Bug 958494

Summary: remove temp code that works around non-support of recursive expressions when WildFly supports it
Product: [Other] RHQ Project Reporter: John Mazzitelli <mazz>
Component: InstallerAssignee: Nobody <nobody>
Status: NEW --- QA Contact:
Severity: unspecified Docs Contact:
Priority: unspecified    
Version: 4.6CC: hrupp
Target Milestone: ---   
Target Release: RHQ 5.0   
Hardware: Unspecified   
OS: Unspecified   
Whiteboard:
Fixed In Version: Doc Type: Bug Fix
Doc Text:
Story Points: ---
Clone Of: Environment:
Last Closed: Type: Bug
Regression: --- Mount Type: ---
Documentation: --- CRM:
Verified Versions: Category: ---
oVirt Team: --- RHEL 7.3 requirements from Atomic Host:
Cloudforms Team: --- Target Upstream Version:
Embargoed:

Description John Mazzitelli 2013-05-01 16:27:46 UTC 
See: https://issues.jboss.org/browse/WFLY-1177

EAP/WildFly does not yet support attribute values like ${x:${y}/foo} 

We need this in two places - for the keystore attribute and for the truststore attribute (on the ssl configuration resource).

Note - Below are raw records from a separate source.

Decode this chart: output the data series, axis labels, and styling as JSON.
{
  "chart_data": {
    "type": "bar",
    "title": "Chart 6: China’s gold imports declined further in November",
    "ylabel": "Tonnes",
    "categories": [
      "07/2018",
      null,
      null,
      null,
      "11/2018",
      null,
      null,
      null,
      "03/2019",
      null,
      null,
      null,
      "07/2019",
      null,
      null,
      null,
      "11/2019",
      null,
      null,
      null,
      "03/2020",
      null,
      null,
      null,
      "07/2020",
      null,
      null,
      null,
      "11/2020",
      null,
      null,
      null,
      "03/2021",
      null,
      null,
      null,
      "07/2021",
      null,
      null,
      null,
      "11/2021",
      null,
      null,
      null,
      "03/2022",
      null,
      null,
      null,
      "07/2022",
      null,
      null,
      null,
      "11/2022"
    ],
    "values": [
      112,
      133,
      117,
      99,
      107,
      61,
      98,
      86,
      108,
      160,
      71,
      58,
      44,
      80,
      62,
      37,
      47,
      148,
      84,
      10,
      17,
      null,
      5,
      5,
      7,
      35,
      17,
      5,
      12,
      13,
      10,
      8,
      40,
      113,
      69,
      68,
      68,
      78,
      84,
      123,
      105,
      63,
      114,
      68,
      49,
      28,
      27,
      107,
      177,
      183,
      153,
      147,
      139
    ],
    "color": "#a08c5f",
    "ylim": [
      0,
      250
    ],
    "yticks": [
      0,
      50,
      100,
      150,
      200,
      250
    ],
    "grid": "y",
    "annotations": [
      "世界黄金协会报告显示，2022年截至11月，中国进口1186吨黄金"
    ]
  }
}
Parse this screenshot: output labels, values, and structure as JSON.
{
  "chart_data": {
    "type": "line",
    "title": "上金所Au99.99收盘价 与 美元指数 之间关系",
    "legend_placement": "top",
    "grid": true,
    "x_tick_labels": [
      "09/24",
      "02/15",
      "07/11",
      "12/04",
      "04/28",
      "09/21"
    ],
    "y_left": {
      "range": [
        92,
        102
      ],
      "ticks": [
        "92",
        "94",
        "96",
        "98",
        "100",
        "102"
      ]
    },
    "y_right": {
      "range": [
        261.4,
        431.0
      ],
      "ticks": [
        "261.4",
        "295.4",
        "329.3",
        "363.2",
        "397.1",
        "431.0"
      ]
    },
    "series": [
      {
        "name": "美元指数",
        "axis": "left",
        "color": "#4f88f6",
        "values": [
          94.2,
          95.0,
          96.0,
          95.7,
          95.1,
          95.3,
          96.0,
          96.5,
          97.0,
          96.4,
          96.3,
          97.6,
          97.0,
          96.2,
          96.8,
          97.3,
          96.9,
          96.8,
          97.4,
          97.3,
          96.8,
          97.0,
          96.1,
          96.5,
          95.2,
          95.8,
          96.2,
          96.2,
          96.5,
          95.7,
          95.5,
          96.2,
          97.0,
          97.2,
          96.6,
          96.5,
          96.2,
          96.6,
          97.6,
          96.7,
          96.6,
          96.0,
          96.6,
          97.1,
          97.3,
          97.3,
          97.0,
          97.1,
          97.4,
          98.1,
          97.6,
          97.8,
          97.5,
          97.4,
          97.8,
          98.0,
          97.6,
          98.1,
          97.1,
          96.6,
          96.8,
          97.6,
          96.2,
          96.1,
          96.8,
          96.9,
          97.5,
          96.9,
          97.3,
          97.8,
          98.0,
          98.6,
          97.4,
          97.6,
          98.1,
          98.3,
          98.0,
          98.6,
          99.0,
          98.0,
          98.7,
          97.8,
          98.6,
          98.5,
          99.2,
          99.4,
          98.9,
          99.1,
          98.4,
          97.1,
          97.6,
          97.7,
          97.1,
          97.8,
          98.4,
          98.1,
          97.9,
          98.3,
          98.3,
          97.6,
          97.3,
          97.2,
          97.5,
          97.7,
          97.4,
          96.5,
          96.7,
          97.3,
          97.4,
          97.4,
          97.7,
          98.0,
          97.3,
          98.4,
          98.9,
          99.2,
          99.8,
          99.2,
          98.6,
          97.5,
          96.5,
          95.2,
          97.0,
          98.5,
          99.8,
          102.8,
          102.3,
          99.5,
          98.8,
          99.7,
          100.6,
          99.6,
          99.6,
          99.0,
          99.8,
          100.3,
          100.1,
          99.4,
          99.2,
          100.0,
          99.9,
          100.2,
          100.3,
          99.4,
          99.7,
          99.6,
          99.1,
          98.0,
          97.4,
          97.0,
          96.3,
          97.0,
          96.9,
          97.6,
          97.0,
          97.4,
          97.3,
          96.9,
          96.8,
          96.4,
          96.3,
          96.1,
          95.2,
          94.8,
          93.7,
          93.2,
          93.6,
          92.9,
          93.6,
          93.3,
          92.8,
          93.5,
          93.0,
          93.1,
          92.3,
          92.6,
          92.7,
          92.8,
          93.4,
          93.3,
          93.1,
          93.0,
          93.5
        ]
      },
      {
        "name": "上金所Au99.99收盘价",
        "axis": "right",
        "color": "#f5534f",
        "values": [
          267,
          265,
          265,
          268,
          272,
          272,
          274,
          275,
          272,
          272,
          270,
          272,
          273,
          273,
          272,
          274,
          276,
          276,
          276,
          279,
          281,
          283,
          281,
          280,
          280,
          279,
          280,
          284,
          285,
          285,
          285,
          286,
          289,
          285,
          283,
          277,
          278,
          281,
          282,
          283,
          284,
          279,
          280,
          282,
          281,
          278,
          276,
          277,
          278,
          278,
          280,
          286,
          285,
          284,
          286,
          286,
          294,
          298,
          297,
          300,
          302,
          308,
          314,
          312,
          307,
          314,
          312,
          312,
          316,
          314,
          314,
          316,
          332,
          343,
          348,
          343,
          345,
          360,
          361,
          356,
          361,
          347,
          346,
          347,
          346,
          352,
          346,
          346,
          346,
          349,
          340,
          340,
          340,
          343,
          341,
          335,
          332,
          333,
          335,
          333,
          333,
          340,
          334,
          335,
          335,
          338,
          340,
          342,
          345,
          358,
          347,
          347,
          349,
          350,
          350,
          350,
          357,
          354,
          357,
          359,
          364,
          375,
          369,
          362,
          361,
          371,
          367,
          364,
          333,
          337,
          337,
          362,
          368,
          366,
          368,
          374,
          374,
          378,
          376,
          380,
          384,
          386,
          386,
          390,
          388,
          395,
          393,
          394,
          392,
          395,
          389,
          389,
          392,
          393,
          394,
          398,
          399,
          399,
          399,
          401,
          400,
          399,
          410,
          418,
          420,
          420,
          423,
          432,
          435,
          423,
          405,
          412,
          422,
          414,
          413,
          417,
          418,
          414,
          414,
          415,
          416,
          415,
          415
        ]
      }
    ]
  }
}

We have workaround code in:

   org.rhq.enterprise.server.installer.ServerInstallUtil.setupWebConnectors

that will recursively evaluate the values - but this means once the installer finishes, the user can't go in rhq-server.properties and change these values and have them take effect on restart:

rhq.server.tomcat.security.keystore.file=${jboss.server.config.dir}/rhq.keystore
rhq.server.tomcat.security.truststore.file=${jboss.server.config.dir}/rhq.truststore

Instead, the user has to go into the jbossas/standalone/configuration/standalone-full.xml file and change the values directly.

Once WFLY-1177 is fixed and we move away from supporting EAP 6.1.alpha, we can remove this code to allow users to be able to change those settings, restart the server and have it take effect without knowing they have to change standalone-full.xml.

Here's the code that needs to change:

1) In org.rhq.enterprise.server.installer.ServerInstallUtil.setupWebConnectors:

1a) remove this comment obviously:
        // https://issues.jboss.org/browse/WFLY-1177 - we need to resolve the paths right now. the user won't be able
        // to change these again in the future unless they go directly into standalone.xml and change it manually

1b) do not store the resolved paths back into the configuration object, so remove these two lines:

        connector.getSslConfiguration().setCaCertificateFile(truststoreFileString);
        ...
        connector.getSslConfiguration().setCertificateKeyFile(keystoreFileString);

I think that's all that needs to be done in this class.

2) In rhq-container.build.xml, just remove the comment:

# [Due to issue https://issues.jboss.org/browse/WFLY-1177, you cannot change
# rhq.server.tomcat.security.keystore.file or rhq.server.tomcat.security.truststore.file
# after you install RHQ. If you need to change those again, you must manually do so in standalone-full.xml.]
Comment 1 John Mazzitelli 2013-05-01 17:00:06 UTC 
don't forget to change:

https://docs.jboss.org/author/display/RHQ/Securing+Communications

First, remove the note about this issue.

Second, this wiki page has a snippet of the rhq-server.properties including the comment:

# [Due to issue https://issues.jboss.org/browse/WFLY-1177, you cannot change
# rhq.server.tomcat.security.keystore.file or rhq.server.tomcat.security.truststore.file
# after you install RHQ. If you need to change those again, you must manually do so in standalone-full.xml.]

Remove both instances of that comment from the wiki page (its in there in two places).
Comment 2 John Mazzitelli 2013-05-01 17:03:56 UTC 
There are actually three wiki pages that need to be touched once we remove the workaround code. There are yellow boxes about this issue on these three:

https://docs.jboss.org/author/display/RHQ/Running+The+Installer
https://docs.jboss.org/author/display/RHQ/Securing+Communications
https://docs.jboss.org/author/display/RHQ/Startup+Properties

remove the blurb about this issue from all three. The blurb reads something like this

   "Due to some limitations within the app server, there are two RHQ settings that will not take effect immediately upon restart if you change their values after the initial installation. These are settings for the web connector's keystore and truststore file locations (rhq.server.tomcat.security.keystore.file and rhq.server.tomcat.security.truststore.file). If you ever need to change those values after you've installed RHQ, you will need to change them in the app server's standalone/configuration/standalone-full.xml file in the <ssl> node of the https <connector>."